Eran Vigoda-GadotShlomo Mizrahi

The challenges facing modern democracie​s of our times are many and incorporate the social, economic and political spheres. In face of growing local needs of citizens, momentous regional developments of societies and global economical changes in a borderless and market-oriented world, such challenges become the rule of life for political leaders, for bureaucrats and for the ordinary people anywhere on the globe. 

This book tries to offer some intellectual avenues for strengthening trust in democratic institutions as well as for improving trust and cooperation between the main actors in the democratic setting, i.e., politicians, bureaucrats and citizens, without compromising on the need to reinforce well-performing and effective governance. It discusses the main challenges facing modern democracies of our times. It suggests both theoretical and practical framework for dealing with some of the urgent problems that governments confront today. The originality of the book mainly builds on a two-fold rationale for restoring trust in the democratic state. We see trust as a main part of the chain that links political order and administrative wisdom, and propose models and empirical data about ways to better understand it and rebuild it. 

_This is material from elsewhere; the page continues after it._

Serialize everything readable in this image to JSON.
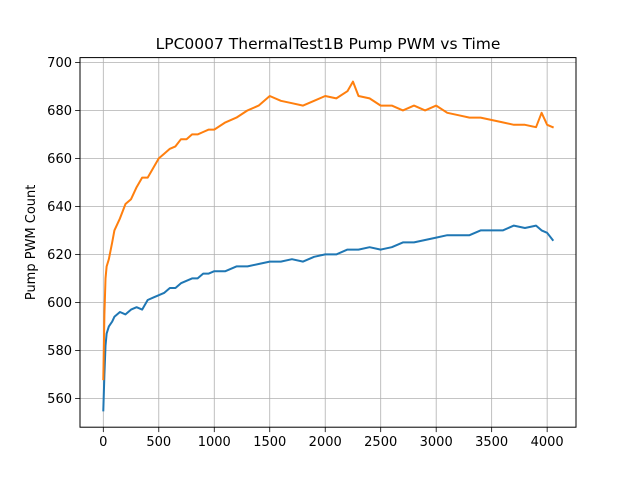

More specifically, the book suggests that bureaucratic agencies are, normatively and practically, major proxies of democracy. This argument may seem at odds with mainstream literature which view the public sector as a key reason for inefficiency and reduced trust.
 
The book will also try to develop a trust-based theory for the reconciliation between bureaucratic mechanisms of the modern state and the values of democratic government. The theory will be supported by various empirical studies conducted by the authors. These studies indicate that bureaucratic agencies are usually more trusted by the public than elected officials. The 
analysis explores the complex relations between a variety of variables influencing, and influenced by, trust in administrative agencies and in democratic mechanisms. Based on this analysis, the book will offer mechanisms for re-structuring bureaucratic agencies in a way that will restore trust in the public sector and the democratic system.